Шергин остался в одних подштанниках, не вполне чистых.
— Ничего такого я не чувствую и не собираюсь чувствовать, господин полковник.
— Мне вас искренне жаль… Христос воскресе, ротмистр!
Он разбежался и прыгнул в самую гущу солдатских голых тел. Его приняли с восторгом, хотя и посторонились, освобождая место.
Купание в горячей воде нисколько не охладило его мысли. Васька принес подцепленный на штык кусок жареного мяса, истекающий жиром, но Шергин не притронулся к еде.
— Уморить себя решили, вашскородь? — обиженно спросил Васька.
— Поди прочь, — отмахнулся полковник. — Нет, погоди. Стой.
— Стою. Гожу.
— Сейчас же позови прапорщика Чернова.
— Чтоб он уговорил вас съесть мясо? — уточнил Васька.

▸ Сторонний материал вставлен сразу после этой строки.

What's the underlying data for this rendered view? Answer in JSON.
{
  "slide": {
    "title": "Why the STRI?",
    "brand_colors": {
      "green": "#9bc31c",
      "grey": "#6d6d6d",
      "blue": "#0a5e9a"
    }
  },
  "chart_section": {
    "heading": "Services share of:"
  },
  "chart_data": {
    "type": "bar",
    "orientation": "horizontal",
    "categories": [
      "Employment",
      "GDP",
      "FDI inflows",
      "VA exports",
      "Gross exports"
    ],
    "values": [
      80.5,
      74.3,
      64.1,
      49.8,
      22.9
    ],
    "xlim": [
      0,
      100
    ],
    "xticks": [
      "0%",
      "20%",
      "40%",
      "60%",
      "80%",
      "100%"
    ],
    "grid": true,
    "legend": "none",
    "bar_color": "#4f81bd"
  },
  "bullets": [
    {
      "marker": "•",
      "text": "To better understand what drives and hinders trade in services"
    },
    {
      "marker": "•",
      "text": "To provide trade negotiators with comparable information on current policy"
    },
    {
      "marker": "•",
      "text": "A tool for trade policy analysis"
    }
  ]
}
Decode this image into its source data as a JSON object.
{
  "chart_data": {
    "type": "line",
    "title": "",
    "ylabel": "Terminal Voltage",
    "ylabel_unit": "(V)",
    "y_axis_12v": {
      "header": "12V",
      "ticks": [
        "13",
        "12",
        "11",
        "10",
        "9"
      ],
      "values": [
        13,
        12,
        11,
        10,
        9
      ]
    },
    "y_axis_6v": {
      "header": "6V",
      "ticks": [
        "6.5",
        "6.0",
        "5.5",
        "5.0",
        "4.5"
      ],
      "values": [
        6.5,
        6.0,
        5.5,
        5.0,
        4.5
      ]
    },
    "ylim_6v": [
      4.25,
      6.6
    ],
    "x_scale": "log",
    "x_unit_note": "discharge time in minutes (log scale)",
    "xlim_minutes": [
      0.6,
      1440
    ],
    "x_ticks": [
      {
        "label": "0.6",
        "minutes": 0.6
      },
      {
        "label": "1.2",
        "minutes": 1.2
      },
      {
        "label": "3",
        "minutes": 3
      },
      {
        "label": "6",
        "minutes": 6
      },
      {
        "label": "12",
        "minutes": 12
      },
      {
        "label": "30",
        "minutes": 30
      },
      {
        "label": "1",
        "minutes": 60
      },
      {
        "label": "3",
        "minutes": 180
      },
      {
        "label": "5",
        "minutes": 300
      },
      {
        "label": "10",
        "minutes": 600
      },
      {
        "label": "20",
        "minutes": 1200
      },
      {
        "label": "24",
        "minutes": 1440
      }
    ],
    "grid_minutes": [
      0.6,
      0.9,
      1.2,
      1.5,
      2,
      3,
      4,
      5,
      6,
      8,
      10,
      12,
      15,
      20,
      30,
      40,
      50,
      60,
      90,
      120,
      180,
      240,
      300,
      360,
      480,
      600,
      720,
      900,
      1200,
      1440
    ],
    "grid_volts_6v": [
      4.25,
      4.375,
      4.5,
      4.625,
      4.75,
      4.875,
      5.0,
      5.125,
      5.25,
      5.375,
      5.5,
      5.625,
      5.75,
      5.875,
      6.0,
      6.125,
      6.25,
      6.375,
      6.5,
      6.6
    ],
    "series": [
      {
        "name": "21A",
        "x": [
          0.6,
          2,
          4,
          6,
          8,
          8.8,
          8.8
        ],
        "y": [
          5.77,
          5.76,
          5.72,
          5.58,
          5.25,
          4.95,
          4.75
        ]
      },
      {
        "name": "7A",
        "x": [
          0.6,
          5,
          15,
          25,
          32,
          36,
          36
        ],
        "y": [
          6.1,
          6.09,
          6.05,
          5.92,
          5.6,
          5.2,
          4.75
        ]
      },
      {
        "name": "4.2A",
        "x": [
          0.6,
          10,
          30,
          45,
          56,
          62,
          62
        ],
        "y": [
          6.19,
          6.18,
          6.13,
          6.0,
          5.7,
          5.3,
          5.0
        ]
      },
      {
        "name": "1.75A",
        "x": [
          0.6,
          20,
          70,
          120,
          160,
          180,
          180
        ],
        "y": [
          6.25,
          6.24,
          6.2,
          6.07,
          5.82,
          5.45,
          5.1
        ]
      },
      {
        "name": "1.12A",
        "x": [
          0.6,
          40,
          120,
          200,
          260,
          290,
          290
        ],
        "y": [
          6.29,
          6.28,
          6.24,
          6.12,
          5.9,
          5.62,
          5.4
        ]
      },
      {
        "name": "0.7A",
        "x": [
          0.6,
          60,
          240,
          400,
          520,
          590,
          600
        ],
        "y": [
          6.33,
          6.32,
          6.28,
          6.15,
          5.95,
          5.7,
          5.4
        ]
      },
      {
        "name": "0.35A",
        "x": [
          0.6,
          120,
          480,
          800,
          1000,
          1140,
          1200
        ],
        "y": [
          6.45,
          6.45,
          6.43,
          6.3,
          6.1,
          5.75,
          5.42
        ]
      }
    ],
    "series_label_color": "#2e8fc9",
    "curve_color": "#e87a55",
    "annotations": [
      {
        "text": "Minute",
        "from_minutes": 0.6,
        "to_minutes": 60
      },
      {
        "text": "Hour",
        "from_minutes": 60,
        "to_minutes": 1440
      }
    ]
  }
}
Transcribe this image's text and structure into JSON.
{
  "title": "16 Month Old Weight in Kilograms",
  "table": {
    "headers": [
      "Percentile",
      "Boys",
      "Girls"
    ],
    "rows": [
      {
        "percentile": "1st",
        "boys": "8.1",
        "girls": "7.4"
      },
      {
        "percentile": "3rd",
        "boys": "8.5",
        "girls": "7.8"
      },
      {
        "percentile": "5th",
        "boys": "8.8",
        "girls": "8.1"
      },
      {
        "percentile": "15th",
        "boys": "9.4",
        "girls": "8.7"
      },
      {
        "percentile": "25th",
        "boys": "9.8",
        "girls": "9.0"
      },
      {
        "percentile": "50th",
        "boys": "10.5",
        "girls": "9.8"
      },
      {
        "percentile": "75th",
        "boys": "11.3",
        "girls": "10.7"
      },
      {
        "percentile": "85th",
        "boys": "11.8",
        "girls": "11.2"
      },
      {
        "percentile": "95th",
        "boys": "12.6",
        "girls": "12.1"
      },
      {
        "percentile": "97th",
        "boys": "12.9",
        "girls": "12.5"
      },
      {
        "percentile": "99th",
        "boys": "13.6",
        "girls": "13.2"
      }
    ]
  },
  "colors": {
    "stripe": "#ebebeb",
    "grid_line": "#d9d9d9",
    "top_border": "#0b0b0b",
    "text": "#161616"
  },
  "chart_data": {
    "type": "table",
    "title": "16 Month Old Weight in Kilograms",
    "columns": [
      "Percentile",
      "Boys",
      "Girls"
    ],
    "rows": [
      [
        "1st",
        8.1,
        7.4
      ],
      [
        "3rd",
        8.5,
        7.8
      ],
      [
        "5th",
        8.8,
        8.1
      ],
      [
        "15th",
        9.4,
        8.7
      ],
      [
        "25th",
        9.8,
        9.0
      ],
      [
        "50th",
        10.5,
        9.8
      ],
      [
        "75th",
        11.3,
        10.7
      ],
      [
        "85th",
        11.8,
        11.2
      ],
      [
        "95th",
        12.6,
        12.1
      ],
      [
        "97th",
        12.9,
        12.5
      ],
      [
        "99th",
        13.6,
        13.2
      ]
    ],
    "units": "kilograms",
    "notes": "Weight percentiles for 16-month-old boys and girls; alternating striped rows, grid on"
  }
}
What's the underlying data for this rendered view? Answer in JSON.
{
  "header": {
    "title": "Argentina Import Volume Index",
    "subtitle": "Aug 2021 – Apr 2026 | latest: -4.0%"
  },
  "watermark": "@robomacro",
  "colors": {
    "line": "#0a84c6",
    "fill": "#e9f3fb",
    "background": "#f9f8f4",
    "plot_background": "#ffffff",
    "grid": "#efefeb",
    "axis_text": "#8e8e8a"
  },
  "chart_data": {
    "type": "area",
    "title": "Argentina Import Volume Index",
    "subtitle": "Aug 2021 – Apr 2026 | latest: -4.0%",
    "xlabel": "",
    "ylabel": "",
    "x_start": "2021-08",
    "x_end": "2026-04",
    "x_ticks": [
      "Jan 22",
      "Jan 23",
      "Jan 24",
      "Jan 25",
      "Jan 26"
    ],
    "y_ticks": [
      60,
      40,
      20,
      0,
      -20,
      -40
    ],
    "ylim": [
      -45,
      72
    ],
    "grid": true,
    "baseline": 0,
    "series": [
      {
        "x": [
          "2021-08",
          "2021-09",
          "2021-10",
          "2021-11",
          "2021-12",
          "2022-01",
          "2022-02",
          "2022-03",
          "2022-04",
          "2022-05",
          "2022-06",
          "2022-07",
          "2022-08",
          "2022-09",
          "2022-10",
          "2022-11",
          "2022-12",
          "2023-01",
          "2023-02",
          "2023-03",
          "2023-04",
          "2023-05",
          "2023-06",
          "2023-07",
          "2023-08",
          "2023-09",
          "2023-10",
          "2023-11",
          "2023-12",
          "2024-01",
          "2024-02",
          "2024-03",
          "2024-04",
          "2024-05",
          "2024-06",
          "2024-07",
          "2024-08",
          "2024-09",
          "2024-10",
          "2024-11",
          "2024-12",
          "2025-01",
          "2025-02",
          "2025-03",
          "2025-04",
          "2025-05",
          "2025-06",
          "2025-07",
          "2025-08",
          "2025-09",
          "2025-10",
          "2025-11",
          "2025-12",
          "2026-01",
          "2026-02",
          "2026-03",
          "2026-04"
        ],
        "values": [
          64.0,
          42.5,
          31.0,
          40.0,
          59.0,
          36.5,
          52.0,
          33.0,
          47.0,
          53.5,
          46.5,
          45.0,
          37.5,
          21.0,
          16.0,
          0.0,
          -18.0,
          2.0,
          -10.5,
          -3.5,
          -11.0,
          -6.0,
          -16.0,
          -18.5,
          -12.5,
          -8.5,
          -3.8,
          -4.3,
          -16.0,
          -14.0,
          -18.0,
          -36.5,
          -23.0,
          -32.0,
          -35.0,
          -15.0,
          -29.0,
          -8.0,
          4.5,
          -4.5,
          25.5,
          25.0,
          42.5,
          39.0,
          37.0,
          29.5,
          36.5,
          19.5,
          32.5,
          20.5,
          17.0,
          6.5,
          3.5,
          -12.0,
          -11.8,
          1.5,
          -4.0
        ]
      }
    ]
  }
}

— Немедленно!! — рявкнул Шергин.
Ваську сдуло как ветром.
Прапорщик Чернов, за время похода ставший на полголовы выше и еще худее, чем был, когда его выловили из уральской реки, смотрел на полковника непонимающе.
— Я видел, — ломким, неустановившимся голосом говорил он. — Своими глазами.
— Ты видел, как убили всех троих? — медленно чеканя слова, спросил Шергин.
Миша Чернов моргнул и ответил не очень уверенно:
— Да.
— Вспоминай!
Прапорщик почесался, потянул носом, снова моргнул и уставился на Шергина почти испуганно.
— Ну?
— Марью Львовну помню… штыком. Ваньку малого… по голове.
— Как убили Сашу, ты видел? — Шергин от напряжения привстал с камня, на котором сидел.
— Нет, — выдохнул Чернов. — Не видел. Я только подумал…
Шергин снова утвердился на камне, перевел дух.
— Он жив.
— А? — раскрыл рот прапорщик.
— Мой сын жив. Они не нашли его.
Миша Чернов был потрясен.
— Я… я…
— Молчи, — велел Шергин, — и слушай внимательно. Через какое-то время мы уйдем отсюда вниз. Я хочу, чтобы ты запомнил все, что здесь. Оглянись.
Прапорщик послушно повертел головой.
— Я хочу, чтобы все это осталось в тебе — гора, озеро, эта трава, эта Пасха, купание солдат. Чтобы ты сохранил в себе эту высоту. Ты меня понимаешь?
Чернов ответил энергичным кивком, хотя изумленное выражение его свидетельствовало, что понимает он мало.
— Ты обязательно останешься жив, — продолжал Шергин с нажимом, словно приказывал остаться в живых, — и уйдешь за границу…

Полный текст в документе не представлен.